James Patrick Ian LLOYD-BOSTOCK (R30-35)
On 31 August 2003 aged 86. His funeral was held at Shailey, East Sussex and among those present were JAMES SMITHSON (63-68) and RICHARD HUNT (S57-62). James was the brother of PETER LLOYD-BOSTOCK (R28-31).
While at Framlingham “Jim” played in the first teams for rugby, hockey and cricket and was a very good wicket-keeper in the team of 1934. His batting is reported to have been a source of hilarity and pleasure-he believed in “having a go” and his sporting reputation warranted mention in “The Second Sixty Years”. He continued to play rugby to a high standard after leaving school and played for London Scottish and Sussex.

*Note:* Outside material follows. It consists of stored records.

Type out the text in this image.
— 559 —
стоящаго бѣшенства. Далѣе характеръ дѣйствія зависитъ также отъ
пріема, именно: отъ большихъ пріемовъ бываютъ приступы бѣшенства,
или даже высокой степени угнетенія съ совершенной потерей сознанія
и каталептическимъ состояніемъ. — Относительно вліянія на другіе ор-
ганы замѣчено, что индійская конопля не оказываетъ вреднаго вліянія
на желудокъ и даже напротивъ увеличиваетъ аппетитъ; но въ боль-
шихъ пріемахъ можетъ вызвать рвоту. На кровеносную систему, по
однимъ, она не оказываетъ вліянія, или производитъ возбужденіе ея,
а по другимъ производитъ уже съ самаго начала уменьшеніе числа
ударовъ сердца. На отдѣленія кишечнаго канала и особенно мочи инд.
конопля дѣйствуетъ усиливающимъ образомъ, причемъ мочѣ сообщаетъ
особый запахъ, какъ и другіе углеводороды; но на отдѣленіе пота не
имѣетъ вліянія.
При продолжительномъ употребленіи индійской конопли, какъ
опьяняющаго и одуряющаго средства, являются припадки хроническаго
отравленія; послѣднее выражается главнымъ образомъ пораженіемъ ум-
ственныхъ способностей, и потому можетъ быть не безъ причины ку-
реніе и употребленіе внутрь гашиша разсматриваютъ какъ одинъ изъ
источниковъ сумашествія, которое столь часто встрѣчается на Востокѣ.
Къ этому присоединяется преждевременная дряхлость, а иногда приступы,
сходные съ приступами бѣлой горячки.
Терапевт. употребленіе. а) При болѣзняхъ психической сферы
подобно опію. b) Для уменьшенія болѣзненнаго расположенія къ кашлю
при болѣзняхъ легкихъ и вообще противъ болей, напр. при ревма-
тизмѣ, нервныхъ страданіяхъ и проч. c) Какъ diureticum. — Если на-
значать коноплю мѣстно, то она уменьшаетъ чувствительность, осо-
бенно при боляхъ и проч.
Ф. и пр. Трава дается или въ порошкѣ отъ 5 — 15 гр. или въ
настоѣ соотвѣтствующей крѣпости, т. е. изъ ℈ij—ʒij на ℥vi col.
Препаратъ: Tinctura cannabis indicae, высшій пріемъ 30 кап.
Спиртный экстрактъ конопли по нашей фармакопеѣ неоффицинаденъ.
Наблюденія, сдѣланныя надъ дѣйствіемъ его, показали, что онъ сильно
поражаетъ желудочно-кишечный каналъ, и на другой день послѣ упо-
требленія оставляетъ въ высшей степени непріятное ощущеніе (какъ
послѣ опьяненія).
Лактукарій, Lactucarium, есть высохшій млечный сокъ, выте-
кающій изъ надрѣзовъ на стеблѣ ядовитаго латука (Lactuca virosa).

Having decided on a military career he joined the Sussex Regiment when he left school in 1935. After settling in India, 1942 found him in the King George V Own 11th Sikh Regiment of the Indian Army, at that time serving in Burma, where he collected a Japanese bullet through his nose (luckily from side to side) and a Mention in Dispatches. While his battalion was pulling back towards the British lines Jim, as adjutant, and his Colonel were last out and when a tank drew up beside them they were most surprised to be offered a lift by the tank commander Lieutenant PAT HOWARD-DOBSON (R33-40), later General Sir PATRICK HOWARD-DOBSON.
Jim married Peggy in 1941 and together they had four children and later seven grandchildren. Sixty years later Jim and Peggy, together with his brother Peter and Elizabeth, celebrated a “Double Diamond Wedding Anniversary” ( as reported in the magazine in the autumn of 2002).
A distinguished military came to an end when Jim retired from the Army as a Lieutenant Colonel and decided to buy a farm. A very keen horseman, what else would he chose to establish but a livery stable, and this proved so successful that, with the help of Peter, a cross country course was constructed. Jim will be sorely missed by all who knew him, his family and in particular by his wife Peggy and brother Peter.